Una pequeña calle con el nombre de Irene Morales se encuentra uniendo la primera cuadra de la Alameda Bernardo O'Higgins con la Avenida Merced, donde comienza el Parque Forestal. El sector es de gran valor histórico y arquitectónico.
Jessica Ramos V.
Alejandra Costamagna
Colaboración de JPH
La participación de las mujeres en la Guerra del Pacífico fue activa y se centró en tres ámbitos: el aporte económico, el cuidado de los enfermos, y, como cantineras, marchando junto al Ejército, haciendo las veces de sirvientes, enfermeras y valientes soldados.
A diferencia de la Sargento Candelaria, Irene Morales no gozaría del reconocimiento de su país en vida. El 25 de agosto de 1930, a 40 años de su anónima muerte, acaecida en el más absoluto abandono y pobreza, el coronel Enrique Phillips le dedicó un artículo publicado en "El Mercurio". Allí, entre otras cosas, señaló: "Las Judith de Chile, fueron muchas en esa gloriosa jornada, pero ninguna superó en valor a Irene Morales, el tipo de la mujer chilena".
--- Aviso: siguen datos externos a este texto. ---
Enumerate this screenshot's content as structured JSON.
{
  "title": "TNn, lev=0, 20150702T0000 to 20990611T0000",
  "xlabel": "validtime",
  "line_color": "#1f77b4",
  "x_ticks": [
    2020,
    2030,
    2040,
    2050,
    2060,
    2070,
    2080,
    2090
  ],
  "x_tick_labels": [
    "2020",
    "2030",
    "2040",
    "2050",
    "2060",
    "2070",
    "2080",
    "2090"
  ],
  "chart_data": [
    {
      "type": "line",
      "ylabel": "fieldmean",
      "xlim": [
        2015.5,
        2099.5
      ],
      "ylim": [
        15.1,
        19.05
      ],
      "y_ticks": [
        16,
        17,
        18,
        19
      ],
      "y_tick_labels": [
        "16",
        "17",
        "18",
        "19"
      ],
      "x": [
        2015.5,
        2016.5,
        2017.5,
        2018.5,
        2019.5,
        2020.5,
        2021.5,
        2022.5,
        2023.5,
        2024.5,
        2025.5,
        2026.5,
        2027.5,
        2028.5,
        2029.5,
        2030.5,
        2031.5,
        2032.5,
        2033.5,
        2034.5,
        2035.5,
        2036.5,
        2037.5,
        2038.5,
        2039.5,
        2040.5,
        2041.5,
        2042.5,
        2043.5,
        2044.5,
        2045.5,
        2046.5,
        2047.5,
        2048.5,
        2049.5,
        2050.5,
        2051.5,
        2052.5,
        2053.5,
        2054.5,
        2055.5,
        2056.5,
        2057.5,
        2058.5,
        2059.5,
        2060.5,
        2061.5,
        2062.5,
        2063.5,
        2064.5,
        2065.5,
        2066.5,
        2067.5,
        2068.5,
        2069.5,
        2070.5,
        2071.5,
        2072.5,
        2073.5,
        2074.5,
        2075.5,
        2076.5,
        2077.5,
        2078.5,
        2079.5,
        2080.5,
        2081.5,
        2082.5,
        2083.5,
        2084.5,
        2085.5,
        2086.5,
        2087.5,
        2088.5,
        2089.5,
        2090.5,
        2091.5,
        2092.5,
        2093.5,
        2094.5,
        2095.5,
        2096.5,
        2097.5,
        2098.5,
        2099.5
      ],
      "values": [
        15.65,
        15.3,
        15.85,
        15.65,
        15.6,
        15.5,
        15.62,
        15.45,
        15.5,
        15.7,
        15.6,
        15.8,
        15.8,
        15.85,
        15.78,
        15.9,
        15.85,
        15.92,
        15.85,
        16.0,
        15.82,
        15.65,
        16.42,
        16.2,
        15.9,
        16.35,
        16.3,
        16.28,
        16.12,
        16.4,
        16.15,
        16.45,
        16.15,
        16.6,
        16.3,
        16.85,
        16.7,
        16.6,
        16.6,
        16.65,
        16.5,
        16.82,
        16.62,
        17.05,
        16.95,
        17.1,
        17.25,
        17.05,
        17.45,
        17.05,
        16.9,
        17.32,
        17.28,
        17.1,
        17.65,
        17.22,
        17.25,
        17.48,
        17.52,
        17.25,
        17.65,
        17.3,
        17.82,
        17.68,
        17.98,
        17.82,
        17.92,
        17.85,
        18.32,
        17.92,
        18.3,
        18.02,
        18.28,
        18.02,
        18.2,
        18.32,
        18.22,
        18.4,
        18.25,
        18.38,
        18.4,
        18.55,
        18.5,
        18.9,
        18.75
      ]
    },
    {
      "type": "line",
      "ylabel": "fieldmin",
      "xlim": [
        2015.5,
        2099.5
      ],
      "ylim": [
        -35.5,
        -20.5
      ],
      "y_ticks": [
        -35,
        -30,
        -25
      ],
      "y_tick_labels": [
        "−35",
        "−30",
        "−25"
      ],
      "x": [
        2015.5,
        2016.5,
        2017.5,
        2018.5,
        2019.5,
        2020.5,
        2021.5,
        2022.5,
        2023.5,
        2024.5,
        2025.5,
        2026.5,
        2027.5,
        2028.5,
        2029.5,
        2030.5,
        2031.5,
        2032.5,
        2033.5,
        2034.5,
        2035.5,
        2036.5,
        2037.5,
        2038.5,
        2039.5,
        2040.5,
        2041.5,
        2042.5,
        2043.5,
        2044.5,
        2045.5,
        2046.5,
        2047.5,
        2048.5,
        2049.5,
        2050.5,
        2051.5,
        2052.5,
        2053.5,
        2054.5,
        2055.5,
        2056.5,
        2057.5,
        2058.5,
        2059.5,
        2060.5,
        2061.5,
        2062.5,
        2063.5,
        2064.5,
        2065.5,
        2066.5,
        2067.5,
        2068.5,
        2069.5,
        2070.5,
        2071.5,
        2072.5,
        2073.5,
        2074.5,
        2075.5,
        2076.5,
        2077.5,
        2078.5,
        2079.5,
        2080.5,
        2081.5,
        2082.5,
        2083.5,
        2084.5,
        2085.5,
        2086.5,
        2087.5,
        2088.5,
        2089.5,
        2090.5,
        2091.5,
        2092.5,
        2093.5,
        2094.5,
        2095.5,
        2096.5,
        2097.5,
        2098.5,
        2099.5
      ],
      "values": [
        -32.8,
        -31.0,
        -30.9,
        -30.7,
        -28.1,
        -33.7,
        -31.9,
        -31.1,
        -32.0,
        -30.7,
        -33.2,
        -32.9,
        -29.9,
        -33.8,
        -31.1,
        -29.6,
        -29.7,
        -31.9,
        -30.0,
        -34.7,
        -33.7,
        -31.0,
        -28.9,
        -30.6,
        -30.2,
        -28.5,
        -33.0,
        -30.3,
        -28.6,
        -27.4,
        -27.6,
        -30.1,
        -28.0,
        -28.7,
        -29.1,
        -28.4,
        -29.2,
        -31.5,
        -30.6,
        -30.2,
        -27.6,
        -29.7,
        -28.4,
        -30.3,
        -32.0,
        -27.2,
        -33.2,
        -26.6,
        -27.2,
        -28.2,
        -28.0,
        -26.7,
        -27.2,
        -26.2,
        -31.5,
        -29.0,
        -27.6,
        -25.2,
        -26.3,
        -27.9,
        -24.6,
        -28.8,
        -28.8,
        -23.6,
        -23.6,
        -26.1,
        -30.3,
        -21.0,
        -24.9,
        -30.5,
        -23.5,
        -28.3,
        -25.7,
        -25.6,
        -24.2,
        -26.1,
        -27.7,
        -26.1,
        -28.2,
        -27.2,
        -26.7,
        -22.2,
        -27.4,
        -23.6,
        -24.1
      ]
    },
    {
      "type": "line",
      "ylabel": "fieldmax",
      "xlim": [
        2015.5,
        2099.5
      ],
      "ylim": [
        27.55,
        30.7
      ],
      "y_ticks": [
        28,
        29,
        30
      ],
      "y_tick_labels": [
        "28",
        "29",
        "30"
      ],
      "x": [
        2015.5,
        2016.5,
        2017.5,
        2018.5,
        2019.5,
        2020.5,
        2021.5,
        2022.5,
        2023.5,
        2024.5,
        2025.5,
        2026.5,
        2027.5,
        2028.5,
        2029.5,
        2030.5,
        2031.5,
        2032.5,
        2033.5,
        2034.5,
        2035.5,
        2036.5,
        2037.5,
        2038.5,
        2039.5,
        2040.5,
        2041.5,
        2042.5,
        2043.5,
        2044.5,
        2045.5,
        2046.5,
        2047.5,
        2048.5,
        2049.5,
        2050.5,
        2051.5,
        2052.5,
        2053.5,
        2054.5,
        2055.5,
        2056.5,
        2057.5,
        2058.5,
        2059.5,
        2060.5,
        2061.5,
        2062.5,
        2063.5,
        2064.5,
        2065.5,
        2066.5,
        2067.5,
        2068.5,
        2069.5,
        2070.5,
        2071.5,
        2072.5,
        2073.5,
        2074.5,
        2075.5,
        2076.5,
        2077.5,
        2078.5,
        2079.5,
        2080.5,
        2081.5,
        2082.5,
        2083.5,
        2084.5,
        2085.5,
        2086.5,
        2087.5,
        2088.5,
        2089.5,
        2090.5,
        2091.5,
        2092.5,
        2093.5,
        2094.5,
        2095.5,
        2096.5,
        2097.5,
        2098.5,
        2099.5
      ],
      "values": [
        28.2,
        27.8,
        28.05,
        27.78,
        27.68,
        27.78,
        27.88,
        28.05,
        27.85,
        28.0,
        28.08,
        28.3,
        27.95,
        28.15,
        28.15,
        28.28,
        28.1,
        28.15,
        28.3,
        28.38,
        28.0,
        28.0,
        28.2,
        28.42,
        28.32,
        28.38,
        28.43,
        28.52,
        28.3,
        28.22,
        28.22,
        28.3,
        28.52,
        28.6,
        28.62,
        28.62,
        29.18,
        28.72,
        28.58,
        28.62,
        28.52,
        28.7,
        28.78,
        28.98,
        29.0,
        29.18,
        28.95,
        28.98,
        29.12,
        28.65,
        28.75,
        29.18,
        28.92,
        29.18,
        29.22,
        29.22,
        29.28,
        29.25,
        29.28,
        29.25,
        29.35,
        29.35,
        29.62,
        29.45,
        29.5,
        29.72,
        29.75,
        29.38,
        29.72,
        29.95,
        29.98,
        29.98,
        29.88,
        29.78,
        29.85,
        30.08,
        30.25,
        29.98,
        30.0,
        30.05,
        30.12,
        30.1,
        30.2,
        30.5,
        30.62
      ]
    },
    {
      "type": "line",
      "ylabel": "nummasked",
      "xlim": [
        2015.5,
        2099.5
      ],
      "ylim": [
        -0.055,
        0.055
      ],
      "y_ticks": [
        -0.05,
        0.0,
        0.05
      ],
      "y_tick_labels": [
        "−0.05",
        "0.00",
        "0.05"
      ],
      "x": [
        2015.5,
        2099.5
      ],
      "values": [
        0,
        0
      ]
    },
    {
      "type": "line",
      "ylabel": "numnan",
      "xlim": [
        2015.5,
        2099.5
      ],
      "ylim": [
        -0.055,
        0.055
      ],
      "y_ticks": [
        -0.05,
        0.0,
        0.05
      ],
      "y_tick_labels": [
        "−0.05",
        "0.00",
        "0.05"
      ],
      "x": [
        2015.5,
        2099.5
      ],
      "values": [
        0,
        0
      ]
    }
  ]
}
Irene Morales representa, junto a la sargento Candelaria, a la mujer chilena, simple y abnegada, que en las circunstancias extraordinarias que s tocó vivir, supieron responder con coraje y decisión.
Muchas deben ser, sin duda, las Candelarias e Irenes que olvida la historia, sus excepcionales actuaciones recobran la memoria de todas ellas.